In my dataset, there is a column that has names of the courses taken by a student. It has multiple values
StudentID:S1, Courses: course1, course2, course3
StudentID:S2, Courses: course1, course4, course5
I want to separate these values (course names) and create column for each course separately and assign values 1 or 0 based on the courses taken by a student. How can I do that using Pandas library ?
Any help is appreciated Thank you
CodePudding user response:
header_list = ['StudentID','Courses','Course1', 'Course2']
df = df.reindex(columns = header_list)
This will include those columns into the dataframe. Including empty columns.

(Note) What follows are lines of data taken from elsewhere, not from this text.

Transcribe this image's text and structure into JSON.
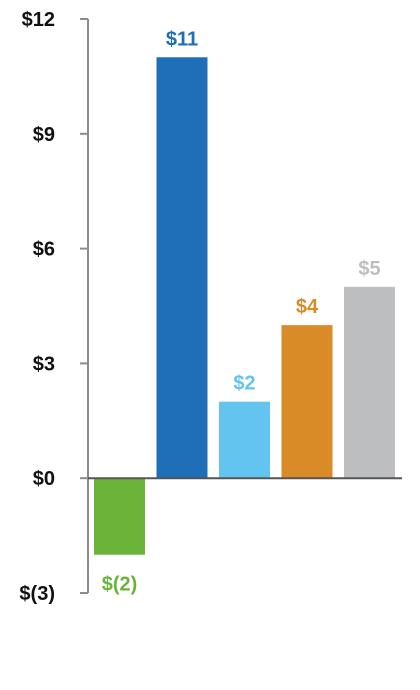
{
  "chart_data": {
    "type": "bar",
    "title": "",
    "xlabel": "",
    "ylabel": "",
    "categories": [
      "",
      "",
      "",
      "",
      ""
    ],
    "values": [
      -2,
      11,
      2,
      4,
      5
    ],
    "data_labels": [
      "$(2)",
      "$11",
      "$2",
      "$4",
      "$5"
    ],
    "colors": [
      "#6cb33a",
      "#1e6fb8",
      "#62c4ef",
      "#d98b27",
      "#bdbec0"
    ],
    "ylim": [
      -3,
      12
    ],
    "yticks": [
      12,
      9,
      6,
      3,
      0,
      -3
    ],
    "ytick_labels": [
      "$12",
      "$9",
      "$6",
      "$3",
      "$0",
      "$(3)"
    ],
    "grid": false,
    "legend": "none"
  }
}
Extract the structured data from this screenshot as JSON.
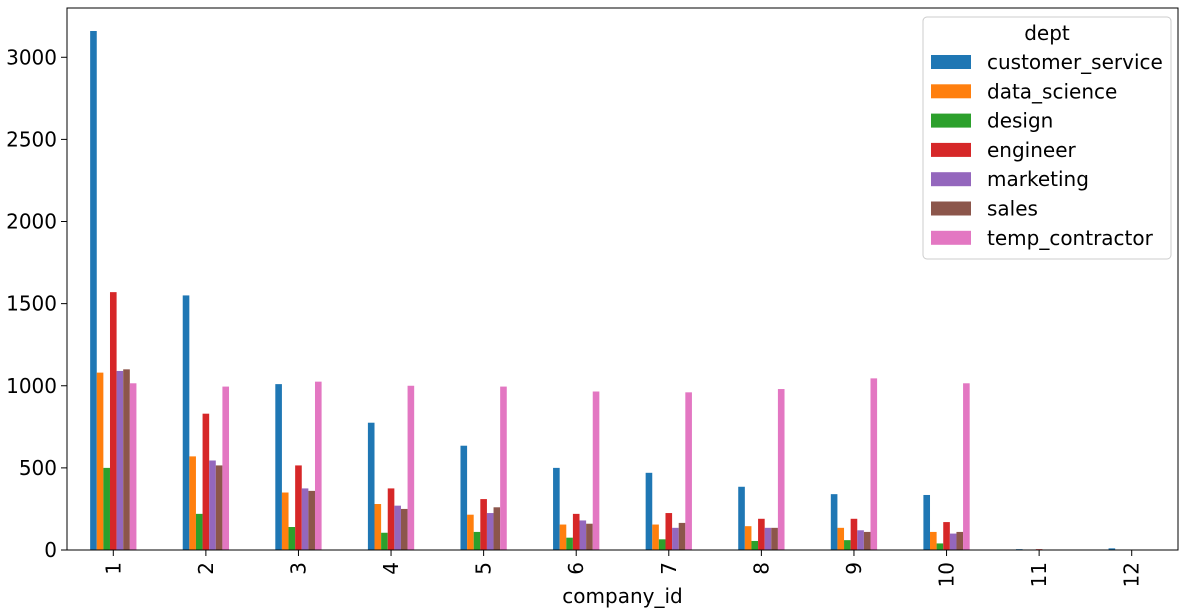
{
  "chart_data": {
    "type": "bar",
    "title": "",
    "xlabel": "company_id",
    "ylabel": "",
    "ylim": [
      0,
      3300
    ],
    "yticks": [
      0,
      500,
      1000,
      1500,
      2000,
      2500,
      3000
    ],
    "categories": [
      "1",
      "2",
      "3",
      "4",
      "5",
      "6",
      "7",
      "8",
      "9",
      "10",
      "11",
      "12"
    ],
    "grid": false,
    "legend": {
      "title": "dept",
      "position": "top-right"
    },
    "series": [
      {
        "name": "customer_service",
        "color": "#1f77b4",
        "values": [
          3160,
          1550,
          1010,
          775,
          635,
          500,
          470,
          385,
          340,
          335,
          5,
          10
        ]
      },
      {
        "name": "data_science",
        "color": "#ff7f0e",
        "values": [
          1080,
          570,
          350,
          280,
          215,
          155,
          155,
          145,
          135,
          110,
          0,
          0
        ]
      },
      {
        "name": "design",
        "color": "#2ca02c",
        "values": [
          500,
          220,
          140,
          105,
          110,
          75,
          65,
          55,
          60,
          40,
          0,
          0
        ]
      },
      {
        "name": "engineer",
        "color": "#d62728",
        "values": [
          1570,
          830,
          515,
          375,
          310,
          220,
          225,
          190,
          190,
          170,
          5,
          0
        ]
      },
      {
        "name": "marketing",
        "color": "#9467bd",
        "values": [
          1090,
          545,
          375,
          270,
          225,
          180,
          135,
          135,
          120,
          100,
          0,
          0
        ]
      },
      {
        "name": "sales",
        "color": "#8c564b",
        "values": [
          1100,
          515,
          360,
          250,
          260,
          160,
          165,
          135,
          110,
          110,
          0,
          0
        ]
      },
      {
        "name": "temp_contractor",
        "color": "#e377c2",
        "values": [
          1015,
          995,
          1025,
          1000,
          995,
          965,
          960,
          980,
          1045,
          1015,
          0,
          0
        ]
      }
    ]
  }
}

CodePudding user response:
I created the sample dataframe using data that you gave
StudentID Courses
0 S1 course1, course2, course3
1 S2 course1, course4, course5
Split the courses column
df['Courses'] = df.Courses.str.split(', ')
StudentID Courses
0 S1 [course1, course2, course3]
1 S2 [course1, course4, course5]
Explode the courses column
df = df.explode('Courses')
StudentID Courses
0 S1 course1
0 S1 course2
0 S1 course3
1 S2 course1
1 S2 course4
1 S2 course5
Use get_dummies to create a separate column for each course
pd.get_dummies(df.explode('Courses'), columns=['Courses'], prefix='', prefix_sep='')
StudentID course1 course2 course3 course4 course5
0 S1 1 0 0 0 0
0 S1 0 1 0 0 0
0 S1 0 0 1 0 0
1 S2 1 0 0 0 0
1 S2 0 0 0 1 0
1 S2 0 0 0 0 1